Full Unicode Search at 50× ICU Speed with AVX‑512

(ashvardanian.com)

20 points | by ashvardanian 20 hours ago ago

6 comments

  • mgaunard 32 minutes ago

    In practice you should always normalize your Unicode data, then all you need to do is memcmp + boundary check.

    Interestingly enough this library doesn't provide grapheme cluster tokenization and/or boundary checking which is one of the most useful primitive for this.

    • stingraycharles 12 minutes ago

      That’s not practical in many situations, as the normalization alone may very well be more expensive than the search.

      If you’re in control of all data representations in your entire stack, then yes of course, but that’s hardly ever the case and different tradeoffs are made at different times (eg storage in UTF-8 because of efficiency, but in-memory representation in UTF-32 because of speed).

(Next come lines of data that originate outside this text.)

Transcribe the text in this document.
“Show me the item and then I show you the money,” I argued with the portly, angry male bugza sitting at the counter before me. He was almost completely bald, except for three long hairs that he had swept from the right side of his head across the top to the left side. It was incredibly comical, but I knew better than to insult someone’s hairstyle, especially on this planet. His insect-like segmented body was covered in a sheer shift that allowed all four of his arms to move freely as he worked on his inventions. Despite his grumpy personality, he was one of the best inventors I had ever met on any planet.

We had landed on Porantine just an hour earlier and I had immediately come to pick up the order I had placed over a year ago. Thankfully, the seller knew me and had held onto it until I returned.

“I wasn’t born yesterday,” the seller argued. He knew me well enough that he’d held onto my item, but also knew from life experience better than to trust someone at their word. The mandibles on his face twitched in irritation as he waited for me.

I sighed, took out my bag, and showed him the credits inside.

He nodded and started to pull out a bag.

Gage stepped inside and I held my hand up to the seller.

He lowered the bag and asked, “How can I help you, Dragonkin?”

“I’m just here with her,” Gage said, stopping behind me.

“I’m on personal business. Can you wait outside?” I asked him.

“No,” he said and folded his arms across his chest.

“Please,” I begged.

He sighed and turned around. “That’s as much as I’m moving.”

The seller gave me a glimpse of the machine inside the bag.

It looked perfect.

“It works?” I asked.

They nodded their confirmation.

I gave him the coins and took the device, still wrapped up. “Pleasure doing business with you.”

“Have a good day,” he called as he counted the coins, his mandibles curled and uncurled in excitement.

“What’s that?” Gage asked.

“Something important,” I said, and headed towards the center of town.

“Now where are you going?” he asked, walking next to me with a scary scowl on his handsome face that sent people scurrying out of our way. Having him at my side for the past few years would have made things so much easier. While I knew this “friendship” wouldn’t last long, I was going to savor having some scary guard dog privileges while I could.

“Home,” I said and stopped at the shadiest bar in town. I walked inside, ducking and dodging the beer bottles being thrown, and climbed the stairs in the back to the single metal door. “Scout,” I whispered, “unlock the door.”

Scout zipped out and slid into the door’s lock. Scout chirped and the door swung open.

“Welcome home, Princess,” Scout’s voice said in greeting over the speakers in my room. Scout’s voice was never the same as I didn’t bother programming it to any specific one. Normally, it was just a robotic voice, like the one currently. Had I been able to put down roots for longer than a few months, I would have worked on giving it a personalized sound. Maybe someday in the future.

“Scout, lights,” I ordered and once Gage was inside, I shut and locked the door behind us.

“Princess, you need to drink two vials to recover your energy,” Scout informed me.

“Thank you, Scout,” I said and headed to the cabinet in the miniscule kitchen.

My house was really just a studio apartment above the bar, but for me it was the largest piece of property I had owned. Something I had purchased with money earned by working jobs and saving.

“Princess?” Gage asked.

      • mgaunard 3 minutes ago

        That doesn't make sense; the search is doing on-the-fly normalization as part of its algorithm, so it cannot be faster than normalization alone.

    • orthoxerox 6 minutes ago

      In practice the data is not always yours to normalize. You're not going to case-fold your library, but you still want to be able to search it.

  • andersa 32 minutes ago

    From a German user perspective, ICU and your fancy library are incorrect, actually. Mass is not a different casing of Maß, they are different characters. Google likely changed this because it didn't do what users wanted.